I’m not certain how much difference there is between these two ways of thinking when it is God making the promises or predictions. It makes a great deal of difference in the way we think about what God has to say.
Now we come to covenant, and I’d like to call our attention to Jeremiah 31:31-34:
31 The days are surely coming, says the Lord, when I will make a new covenant with the house of Israel and the house of Judah. 32 It will not be like the covenant that I made with their ancestors when I took them by the hand to bring them out of the land of Egypt—a covenant that they broke, though I was their husband, says the Lord. 33 But this is the covenant that I will make with the house of Israel after those days, says the Lord: I will put my law within them, and I will write it on their hearts; and I will be their God, and they shall be my people. 34 No longer shall they teach one another, or say to each other, “Know the Lord,” for they shall all know me, from the least of them to the greatest, says the Lord; for I will forgive their iniquity, and remember their sin no more. (NRSV)
(Note: I would use “lawful lord” rather than “husband” in this passage, but that gets beyond the scope of this blog post.)
There are a few things to notice about this passage. First, the covenant came with promises (or are they predictions?). Does this make a difference? There are conditions. It is by violating these conditions that the covenant is broken. Once broken, the covenant is not in effect.
Then comes the unheard of grace—a new covenant. It’s not a restoration of an old covenant. That one has been broken, and as we learned in Psalm 89, no matter what we do we cannot make the promises “have been” fulfilled, because they weren’t. David’s throne was removed. There was no one sitting on it. No amount of restoration years later can make what did not happen happen. Instead, there’s a new covenant. God is now on plan B, unless it’s plan C or D and we didn’t realize it. But at least it’s not plan A.

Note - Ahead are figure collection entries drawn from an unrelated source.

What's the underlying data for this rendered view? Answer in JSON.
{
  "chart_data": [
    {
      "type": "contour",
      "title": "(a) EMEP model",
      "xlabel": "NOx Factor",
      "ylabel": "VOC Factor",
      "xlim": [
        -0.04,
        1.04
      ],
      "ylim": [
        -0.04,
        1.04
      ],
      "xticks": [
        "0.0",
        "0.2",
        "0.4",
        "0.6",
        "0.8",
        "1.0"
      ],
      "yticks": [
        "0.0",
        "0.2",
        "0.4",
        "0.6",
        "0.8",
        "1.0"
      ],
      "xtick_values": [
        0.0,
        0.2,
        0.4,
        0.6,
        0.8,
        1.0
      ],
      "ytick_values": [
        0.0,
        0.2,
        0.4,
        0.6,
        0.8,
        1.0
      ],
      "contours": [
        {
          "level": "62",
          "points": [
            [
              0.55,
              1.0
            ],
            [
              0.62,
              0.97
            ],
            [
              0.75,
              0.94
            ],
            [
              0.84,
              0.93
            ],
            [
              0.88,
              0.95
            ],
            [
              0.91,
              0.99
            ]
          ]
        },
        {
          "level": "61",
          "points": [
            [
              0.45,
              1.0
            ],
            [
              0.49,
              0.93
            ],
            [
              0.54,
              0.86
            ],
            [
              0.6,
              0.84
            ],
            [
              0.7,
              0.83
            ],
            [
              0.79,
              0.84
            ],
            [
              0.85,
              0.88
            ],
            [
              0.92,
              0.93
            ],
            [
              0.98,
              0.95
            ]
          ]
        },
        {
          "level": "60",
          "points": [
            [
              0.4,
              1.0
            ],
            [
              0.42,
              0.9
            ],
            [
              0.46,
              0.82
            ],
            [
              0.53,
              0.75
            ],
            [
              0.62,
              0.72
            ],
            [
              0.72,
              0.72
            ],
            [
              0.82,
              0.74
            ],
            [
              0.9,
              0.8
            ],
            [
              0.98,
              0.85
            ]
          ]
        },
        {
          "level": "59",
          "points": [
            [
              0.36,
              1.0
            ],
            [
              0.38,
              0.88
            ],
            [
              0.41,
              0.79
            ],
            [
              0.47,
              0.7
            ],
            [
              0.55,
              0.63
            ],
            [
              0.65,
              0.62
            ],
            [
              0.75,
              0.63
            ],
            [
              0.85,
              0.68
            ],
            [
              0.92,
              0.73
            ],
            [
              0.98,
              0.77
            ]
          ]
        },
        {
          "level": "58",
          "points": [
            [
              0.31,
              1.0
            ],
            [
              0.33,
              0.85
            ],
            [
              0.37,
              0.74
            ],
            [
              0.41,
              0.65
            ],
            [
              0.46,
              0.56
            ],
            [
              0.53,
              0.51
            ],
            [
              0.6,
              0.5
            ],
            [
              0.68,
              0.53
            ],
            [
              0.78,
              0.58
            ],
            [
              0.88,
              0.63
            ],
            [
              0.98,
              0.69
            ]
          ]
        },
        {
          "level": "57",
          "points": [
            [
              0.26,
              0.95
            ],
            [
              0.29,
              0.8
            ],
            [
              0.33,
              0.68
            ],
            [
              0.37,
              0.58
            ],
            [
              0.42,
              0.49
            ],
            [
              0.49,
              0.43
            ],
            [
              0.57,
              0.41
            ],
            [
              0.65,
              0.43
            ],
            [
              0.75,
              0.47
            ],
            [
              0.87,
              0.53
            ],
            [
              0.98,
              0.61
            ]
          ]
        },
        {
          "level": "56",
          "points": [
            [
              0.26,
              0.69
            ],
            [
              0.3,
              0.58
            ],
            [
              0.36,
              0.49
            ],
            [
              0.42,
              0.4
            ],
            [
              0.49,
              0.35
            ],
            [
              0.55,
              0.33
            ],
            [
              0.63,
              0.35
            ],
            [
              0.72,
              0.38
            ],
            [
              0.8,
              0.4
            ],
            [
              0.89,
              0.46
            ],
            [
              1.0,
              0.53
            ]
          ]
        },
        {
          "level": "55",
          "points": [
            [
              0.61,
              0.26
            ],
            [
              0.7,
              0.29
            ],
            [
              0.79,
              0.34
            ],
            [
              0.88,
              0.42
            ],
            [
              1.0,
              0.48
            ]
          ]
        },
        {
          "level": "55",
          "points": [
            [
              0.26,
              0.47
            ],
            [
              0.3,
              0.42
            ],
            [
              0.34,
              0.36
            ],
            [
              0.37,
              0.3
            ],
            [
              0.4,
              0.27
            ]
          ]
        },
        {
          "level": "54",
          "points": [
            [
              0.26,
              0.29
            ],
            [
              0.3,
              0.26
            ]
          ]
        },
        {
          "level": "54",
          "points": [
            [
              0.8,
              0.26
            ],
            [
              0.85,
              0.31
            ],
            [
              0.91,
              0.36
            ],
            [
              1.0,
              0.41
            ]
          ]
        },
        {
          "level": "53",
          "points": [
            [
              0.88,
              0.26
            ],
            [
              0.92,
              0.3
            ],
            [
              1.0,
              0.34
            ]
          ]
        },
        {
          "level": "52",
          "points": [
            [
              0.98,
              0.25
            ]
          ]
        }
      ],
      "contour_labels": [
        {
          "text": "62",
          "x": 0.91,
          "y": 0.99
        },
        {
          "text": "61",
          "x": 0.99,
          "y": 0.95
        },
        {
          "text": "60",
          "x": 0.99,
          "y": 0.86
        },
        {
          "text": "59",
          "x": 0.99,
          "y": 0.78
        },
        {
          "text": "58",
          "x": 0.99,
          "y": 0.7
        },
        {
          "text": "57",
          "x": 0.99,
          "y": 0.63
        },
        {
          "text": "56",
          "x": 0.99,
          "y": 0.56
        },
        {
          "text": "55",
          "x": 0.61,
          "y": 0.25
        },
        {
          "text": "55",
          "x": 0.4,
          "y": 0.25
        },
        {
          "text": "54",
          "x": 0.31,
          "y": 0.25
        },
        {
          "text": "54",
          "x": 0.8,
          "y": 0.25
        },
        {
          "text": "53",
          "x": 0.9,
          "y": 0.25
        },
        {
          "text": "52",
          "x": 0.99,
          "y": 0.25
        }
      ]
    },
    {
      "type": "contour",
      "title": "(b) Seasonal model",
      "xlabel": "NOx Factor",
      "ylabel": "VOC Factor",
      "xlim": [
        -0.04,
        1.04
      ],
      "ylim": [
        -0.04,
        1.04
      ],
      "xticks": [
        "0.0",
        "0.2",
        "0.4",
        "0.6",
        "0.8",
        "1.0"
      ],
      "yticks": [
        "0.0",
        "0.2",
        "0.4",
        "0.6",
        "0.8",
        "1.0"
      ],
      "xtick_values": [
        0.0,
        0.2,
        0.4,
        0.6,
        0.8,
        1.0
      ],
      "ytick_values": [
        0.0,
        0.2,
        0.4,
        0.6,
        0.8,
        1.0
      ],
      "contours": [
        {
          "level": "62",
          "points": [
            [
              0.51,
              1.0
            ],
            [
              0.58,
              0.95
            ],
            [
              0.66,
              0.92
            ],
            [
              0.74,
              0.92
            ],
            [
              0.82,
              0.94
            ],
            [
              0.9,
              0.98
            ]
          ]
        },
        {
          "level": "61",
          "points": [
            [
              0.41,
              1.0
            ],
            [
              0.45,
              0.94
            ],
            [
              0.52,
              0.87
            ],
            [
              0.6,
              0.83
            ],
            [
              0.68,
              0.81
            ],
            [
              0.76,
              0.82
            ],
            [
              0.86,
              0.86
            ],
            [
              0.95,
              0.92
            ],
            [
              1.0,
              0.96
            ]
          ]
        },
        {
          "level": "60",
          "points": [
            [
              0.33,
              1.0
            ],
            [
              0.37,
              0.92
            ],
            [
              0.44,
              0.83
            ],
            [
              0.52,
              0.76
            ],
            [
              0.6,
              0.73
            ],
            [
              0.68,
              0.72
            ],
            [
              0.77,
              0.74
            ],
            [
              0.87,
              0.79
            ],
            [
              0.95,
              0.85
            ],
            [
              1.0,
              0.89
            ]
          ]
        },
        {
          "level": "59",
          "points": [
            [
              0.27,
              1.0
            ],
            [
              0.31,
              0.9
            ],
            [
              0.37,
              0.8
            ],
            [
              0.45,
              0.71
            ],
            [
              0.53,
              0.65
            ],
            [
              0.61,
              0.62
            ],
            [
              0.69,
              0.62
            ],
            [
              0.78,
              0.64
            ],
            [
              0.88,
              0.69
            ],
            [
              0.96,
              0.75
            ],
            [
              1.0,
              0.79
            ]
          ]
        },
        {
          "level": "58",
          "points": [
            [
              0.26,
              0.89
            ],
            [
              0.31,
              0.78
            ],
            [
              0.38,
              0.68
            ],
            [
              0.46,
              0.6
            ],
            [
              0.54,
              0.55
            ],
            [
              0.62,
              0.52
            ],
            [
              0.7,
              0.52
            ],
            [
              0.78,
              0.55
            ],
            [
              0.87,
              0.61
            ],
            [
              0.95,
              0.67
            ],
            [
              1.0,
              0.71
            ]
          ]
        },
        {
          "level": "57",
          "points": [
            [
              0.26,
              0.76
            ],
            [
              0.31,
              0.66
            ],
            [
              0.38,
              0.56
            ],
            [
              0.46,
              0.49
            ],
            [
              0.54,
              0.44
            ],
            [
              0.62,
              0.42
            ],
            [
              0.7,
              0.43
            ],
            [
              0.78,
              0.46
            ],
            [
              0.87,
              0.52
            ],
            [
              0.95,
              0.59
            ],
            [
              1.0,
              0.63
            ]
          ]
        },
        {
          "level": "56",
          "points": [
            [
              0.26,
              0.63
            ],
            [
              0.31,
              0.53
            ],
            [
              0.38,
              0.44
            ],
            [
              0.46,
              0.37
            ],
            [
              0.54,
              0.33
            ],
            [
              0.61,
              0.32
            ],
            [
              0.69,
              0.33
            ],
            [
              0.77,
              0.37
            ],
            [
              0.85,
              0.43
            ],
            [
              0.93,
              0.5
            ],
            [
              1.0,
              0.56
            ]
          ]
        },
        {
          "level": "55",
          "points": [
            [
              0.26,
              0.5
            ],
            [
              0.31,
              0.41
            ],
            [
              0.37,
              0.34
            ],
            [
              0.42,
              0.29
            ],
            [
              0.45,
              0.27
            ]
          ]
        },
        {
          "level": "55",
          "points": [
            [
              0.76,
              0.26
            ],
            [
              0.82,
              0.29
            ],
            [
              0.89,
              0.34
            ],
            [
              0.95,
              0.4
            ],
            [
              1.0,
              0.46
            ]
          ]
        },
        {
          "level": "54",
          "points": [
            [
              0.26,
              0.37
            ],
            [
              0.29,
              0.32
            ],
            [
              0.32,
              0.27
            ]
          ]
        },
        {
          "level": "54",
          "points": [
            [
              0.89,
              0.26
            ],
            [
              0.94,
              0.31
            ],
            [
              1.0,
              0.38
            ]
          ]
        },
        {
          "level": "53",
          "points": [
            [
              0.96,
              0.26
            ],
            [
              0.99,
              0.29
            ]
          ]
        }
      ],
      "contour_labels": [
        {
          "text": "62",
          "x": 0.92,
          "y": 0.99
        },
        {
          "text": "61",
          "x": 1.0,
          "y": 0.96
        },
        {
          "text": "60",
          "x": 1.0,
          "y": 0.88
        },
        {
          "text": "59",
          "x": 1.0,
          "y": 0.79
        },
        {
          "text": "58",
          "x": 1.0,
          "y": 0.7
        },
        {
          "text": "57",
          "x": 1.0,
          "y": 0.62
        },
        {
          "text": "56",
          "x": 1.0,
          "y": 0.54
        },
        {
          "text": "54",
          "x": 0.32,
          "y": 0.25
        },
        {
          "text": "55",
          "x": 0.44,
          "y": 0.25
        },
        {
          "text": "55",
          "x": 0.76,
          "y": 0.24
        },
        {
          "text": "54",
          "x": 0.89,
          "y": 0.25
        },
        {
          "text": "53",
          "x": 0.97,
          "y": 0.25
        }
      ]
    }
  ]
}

And this is where Christians can go off the rail, especially considering how much this passage is used in the book of Hebrews. The easy Christian solution is to assume that the new covenant that God created is a covenant with the church. And I believe that God does indeed have a new covenant with the church.
But having a covenant with his people the church does not really fulfil the words of Jeremiah 31:31-34, because there he says that a day is coming when he will make a new covenant with the house of Israel and the house of Judah. That precludes one set of ideas, specifically that the church replaces Israel, and that Israel as such is no longer a player.
But on the other hand we have the view that everything said in the old covenant, the one that was broken, must still be fulfilled. That is not, in my view, scripturally justified. In fact, that is to make the same mistake as those Jeremiah mentioned (7:1-20) who kept repeating: “The temple of the Lord! The temple of the Lord!” God calls attention immediately to Shiloh which had once been the seat of God’s tabernacle, but which had not done so well.
So it’s now plan B, or perhaps plan C. (Shiloh?) How do we know the form that God’s blessing will take? Perhaps no eye has seen it nor any ear heard it, nor has it entered into any human heart (1 Cor. 2:9).